Domestic violence homicides spike in Oklahoma in 2024
by: Sheila Stogsdill Sheila Stogsdi
OKLAHOMA CITY — Oklahoma saw 122 domestic violence-related homicides last year, resulting in a 16% jump over 2023, according to a state report released on Thursday.
It was the highest number since the Oklahoma Domestic Violence Fatality Review Board started collecting data in 2002.
The 128-page report shows between 2019 and 2023, Oklahoma averaged 115 domestic violence homicide victims, up from an average of 90 domestic violence homicide victims between 2014 and 2018.
“Tragically, domestic violence deaths have been on the rise in Oklahoma, especially across the last five years,” Attorney General Gentner Drummond said in a prepared statement. “We must continue strengthening our statewide efforts to hold abusers accountable and to provide protection and support for victims in order to turn the page on this epidemic.”
In 2023, 30 victims were killed in murder-suicides, and 50 victims were killed in intimate partner homicides, which is the highest ever recorded.

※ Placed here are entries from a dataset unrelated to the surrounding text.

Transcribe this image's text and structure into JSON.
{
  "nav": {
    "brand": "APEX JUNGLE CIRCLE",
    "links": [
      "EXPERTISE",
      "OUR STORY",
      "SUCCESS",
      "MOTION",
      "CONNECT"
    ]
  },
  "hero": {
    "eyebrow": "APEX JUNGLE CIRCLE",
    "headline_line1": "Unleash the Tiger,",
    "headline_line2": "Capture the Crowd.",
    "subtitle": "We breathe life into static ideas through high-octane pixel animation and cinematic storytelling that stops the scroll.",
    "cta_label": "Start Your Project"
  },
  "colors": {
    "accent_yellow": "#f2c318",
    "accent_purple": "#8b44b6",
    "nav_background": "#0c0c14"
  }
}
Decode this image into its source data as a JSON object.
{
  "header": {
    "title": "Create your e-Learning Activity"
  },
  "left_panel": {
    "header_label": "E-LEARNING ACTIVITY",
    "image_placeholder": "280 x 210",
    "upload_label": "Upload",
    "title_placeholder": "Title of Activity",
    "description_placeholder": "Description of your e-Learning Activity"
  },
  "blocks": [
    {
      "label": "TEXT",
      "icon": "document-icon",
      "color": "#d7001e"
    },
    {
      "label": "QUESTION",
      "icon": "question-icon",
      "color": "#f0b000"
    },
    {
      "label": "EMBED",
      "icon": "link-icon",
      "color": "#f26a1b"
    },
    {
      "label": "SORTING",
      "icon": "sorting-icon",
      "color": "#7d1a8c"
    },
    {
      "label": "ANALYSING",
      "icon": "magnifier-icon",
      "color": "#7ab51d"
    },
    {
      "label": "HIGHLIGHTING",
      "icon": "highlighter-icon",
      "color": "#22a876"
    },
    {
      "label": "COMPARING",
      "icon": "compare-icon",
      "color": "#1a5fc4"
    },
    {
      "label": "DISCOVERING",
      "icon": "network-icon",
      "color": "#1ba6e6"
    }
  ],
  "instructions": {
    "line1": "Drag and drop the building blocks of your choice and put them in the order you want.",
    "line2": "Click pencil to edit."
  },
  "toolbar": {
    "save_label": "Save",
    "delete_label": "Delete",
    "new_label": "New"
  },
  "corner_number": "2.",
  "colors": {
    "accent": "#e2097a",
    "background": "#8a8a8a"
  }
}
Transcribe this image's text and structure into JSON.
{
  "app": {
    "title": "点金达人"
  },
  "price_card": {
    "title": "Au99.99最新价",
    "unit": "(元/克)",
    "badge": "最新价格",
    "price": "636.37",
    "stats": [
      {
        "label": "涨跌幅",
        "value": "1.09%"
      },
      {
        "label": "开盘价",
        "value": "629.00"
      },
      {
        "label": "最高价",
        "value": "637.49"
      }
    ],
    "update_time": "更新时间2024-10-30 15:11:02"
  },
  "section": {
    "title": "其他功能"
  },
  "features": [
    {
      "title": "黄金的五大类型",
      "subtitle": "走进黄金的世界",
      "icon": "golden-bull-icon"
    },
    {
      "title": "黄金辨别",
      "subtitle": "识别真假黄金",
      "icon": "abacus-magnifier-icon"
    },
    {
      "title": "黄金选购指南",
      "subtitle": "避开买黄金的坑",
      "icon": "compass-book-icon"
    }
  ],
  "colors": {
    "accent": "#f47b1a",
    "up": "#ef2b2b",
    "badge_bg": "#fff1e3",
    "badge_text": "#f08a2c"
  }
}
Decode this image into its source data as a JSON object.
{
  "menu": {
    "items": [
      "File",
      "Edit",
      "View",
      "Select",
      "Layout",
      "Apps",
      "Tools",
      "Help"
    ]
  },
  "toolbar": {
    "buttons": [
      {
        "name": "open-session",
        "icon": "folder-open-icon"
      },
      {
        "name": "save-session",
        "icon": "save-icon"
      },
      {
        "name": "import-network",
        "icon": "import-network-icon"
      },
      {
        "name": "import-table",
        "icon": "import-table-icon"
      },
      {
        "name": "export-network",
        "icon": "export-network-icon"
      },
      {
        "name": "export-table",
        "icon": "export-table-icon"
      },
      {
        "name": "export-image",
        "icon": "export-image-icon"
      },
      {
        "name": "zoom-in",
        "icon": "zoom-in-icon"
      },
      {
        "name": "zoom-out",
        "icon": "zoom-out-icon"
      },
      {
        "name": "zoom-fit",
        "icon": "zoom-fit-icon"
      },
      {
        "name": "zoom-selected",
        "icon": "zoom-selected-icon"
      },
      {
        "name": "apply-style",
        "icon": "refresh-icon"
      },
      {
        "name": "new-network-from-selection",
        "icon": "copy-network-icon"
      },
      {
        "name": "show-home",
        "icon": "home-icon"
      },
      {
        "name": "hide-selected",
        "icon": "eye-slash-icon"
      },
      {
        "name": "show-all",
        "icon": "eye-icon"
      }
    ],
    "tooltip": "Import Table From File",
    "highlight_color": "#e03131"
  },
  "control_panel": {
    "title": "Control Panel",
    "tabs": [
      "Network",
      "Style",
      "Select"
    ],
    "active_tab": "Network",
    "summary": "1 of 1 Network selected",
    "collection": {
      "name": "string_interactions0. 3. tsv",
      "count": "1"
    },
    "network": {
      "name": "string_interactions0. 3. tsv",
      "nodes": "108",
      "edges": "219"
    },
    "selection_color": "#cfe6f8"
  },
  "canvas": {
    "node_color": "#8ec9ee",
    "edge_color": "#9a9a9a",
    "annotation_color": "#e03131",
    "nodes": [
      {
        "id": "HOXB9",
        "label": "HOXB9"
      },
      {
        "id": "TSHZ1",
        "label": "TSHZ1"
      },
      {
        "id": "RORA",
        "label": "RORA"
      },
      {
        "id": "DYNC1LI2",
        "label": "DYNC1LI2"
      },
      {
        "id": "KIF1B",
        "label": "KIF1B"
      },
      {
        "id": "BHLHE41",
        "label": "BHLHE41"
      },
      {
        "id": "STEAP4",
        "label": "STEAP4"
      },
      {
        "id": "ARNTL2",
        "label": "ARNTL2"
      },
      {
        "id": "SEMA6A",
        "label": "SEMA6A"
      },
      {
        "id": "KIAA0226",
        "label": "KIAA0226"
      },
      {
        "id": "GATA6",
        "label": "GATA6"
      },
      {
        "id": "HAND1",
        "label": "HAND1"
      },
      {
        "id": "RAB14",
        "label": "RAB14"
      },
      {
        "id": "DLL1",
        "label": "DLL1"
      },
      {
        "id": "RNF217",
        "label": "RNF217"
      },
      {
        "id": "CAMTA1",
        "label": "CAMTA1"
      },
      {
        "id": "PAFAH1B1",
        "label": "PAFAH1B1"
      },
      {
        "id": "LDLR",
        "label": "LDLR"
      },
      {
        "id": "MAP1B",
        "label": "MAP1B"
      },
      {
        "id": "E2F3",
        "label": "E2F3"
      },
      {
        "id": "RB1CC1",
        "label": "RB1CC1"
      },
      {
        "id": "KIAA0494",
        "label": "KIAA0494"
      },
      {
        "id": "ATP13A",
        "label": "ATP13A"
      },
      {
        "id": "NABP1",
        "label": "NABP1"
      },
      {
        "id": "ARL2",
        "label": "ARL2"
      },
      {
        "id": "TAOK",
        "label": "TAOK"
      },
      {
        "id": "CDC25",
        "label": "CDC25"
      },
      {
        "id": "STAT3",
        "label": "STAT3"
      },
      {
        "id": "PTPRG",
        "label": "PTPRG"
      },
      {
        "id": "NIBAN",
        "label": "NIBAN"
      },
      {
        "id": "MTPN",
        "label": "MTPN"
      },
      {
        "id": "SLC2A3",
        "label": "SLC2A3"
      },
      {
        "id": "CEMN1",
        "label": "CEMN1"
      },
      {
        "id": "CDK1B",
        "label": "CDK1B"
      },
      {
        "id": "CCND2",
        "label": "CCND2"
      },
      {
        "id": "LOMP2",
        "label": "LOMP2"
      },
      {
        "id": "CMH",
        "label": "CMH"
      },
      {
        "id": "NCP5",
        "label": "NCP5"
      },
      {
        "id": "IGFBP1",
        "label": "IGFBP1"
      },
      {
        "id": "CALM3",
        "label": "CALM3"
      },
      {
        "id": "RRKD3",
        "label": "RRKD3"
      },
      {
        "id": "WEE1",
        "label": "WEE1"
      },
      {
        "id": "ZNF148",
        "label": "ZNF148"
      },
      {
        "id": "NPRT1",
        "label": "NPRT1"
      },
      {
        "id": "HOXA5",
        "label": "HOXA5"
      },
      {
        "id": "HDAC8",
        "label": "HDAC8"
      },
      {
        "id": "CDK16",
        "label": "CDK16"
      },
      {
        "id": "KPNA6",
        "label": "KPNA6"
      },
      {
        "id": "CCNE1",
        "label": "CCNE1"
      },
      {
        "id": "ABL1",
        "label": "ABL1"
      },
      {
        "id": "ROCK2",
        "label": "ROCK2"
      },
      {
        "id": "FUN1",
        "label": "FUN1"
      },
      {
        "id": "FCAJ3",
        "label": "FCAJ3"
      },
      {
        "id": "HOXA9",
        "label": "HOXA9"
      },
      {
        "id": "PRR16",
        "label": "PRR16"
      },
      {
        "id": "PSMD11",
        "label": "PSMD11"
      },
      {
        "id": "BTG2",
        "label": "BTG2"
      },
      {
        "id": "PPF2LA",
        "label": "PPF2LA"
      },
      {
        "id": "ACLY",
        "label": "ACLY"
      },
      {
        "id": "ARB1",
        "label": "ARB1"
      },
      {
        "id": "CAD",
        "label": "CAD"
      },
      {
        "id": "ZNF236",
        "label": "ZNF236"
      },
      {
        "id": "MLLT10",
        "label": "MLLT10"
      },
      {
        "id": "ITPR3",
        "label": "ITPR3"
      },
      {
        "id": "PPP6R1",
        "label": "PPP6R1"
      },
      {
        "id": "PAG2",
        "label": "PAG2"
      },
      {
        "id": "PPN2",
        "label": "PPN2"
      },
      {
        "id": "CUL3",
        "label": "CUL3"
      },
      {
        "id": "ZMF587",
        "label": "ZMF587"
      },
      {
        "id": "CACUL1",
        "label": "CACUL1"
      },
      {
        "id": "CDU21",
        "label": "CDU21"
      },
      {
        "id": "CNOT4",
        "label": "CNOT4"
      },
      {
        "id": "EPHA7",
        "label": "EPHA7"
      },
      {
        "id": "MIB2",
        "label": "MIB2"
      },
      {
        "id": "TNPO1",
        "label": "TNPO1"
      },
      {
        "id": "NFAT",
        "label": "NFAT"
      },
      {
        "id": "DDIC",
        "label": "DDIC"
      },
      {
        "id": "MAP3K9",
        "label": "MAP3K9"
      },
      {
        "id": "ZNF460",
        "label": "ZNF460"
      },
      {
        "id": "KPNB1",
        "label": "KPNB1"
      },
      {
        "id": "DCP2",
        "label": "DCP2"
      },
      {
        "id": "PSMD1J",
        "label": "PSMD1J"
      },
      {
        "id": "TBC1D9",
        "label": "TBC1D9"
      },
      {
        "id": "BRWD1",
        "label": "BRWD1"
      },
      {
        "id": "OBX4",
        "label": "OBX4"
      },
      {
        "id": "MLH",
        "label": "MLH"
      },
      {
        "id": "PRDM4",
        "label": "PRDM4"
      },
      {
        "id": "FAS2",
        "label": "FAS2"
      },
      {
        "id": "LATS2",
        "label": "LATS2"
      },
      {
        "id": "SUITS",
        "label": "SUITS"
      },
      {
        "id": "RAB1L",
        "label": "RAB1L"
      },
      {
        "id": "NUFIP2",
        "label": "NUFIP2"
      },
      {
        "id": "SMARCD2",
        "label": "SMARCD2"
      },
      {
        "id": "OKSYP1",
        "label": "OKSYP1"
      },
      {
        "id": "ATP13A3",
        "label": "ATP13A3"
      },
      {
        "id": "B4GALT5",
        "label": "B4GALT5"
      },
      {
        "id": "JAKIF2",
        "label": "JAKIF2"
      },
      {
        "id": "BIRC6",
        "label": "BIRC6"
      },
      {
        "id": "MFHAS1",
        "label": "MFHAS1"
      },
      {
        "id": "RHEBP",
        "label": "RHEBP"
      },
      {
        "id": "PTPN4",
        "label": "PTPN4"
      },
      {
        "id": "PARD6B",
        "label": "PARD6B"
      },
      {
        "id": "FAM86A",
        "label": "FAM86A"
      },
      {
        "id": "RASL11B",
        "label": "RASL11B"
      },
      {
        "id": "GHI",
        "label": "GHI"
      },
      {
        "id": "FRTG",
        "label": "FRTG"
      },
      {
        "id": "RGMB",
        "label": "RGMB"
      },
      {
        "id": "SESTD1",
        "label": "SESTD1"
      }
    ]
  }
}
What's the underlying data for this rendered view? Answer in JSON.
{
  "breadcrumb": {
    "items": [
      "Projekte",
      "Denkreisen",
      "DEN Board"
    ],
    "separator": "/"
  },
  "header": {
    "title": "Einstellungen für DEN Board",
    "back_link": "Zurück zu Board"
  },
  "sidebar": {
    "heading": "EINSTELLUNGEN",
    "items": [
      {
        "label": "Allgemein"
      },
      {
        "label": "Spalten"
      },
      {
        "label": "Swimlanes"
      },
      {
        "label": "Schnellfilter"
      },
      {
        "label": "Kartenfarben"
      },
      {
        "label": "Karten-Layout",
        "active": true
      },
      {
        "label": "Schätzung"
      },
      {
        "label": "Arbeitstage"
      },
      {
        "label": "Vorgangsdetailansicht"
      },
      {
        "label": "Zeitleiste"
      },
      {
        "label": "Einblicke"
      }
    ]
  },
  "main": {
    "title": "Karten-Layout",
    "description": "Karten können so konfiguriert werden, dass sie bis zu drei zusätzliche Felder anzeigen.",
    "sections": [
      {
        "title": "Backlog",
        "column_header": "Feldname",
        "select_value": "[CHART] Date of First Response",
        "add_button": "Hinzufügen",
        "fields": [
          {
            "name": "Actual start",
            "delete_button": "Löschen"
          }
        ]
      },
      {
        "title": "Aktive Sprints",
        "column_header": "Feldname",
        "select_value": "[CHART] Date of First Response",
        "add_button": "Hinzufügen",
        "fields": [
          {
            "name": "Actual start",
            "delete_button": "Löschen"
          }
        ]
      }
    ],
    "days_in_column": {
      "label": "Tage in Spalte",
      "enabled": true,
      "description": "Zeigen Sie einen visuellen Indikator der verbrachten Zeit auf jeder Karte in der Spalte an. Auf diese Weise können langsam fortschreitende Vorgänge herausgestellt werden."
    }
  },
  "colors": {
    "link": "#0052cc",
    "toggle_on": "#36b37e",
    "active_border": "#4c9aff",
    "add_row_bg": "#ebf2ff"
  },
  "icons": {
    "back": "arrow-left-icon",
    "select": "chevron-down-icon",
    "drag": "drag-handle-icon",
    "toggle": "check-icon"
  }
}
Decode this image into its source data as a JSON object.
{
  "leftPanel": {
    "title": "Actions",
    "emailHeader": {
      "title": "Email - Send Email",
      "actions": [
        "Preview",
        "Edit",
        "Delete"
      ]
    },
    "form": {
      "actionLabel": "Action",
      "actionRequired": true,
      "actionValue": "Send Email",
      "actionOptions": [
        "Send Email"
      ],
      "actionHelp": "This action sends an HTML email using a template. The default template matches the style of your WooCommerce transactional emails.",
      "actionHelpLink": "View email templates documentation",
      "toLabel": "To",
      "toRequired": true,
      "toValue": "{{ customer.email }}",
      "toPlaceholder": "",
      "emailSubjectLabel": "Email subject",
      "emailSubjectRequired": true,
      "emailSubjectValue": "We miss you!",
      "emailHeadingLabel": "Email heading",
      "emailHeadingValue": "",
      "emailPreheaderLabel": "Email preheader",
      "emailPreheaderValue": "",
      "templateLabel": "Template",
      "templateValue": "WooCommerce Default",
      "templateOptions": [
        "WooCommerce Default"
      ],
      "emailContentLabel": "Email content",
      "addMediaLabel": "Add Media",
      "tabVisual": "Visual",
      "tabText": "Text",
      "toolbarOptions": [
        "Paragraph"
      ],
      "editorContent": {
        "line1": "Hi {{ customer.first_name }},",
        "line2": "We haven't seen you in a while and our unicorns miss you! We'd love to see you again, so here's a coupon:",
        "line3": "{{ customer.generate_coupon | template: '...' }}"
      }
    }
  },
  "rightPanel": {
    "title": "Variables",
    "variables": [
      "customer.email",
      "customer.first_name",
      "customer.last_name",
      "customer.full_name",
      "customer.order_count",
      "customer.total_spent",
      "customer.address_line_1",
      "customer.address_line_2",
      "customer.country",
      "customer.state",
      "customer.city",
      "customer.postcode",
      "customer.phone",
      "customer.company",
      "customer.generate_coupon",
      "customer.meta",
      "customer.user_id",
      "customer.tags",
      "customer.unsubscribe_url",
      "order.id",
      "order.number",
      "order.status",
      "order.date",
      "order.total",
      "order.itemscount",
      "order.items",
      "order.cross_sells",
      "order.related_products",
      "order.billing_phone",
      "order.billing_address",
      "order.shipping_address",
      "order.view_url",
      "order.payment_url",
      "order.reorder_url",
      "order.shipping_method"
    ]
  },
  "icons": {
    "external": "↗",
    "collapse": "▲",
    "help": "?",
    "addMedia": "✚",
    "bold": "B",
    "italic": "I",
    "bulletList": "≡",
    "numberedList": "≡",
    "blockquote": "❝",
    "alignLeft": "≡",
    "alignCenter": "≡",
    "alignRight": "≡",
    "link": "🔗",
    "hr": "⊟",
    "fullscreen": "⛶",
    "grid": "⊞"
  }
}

Notably, women comprised 82 percent of intimate partner homicide victims
Locally, two murder-suicide events were reported in Delaware County from 2018 to 2023, followed by one event in Ottawa County and none in Craig County. In the same three-county area, there were 512 reported domestic abuse incidents and 785 protective orders filed.
In Delaware County, Jake Atkins, of Colcord, was arrested for using a butcher knife to his victim’s throat. The victim was tied to a chair, injected with methamphetamine, beaten with metal bars on her ribs, and hung from a tree with a rope around her neck. Atkins was convicted and sentenced in 2022 of maiming and lesser charges of domestic assault and battery with intent to kill, domestic assault and battery with a dangerous weapon, and two counts of domestic assault and battery.
The felon was sentenced to 40 years in prison and will not be able to live in Ottawa or Delaware counties when he is released.
This continues a trend for Oklahoma consistently ranking in the Top 10 states nationally of women being murdered by men in single-victim-single-offender incidents, according to the report.
The board also found that, on average, 59 children witness the violent death of a family member as a result of domestic violence every year.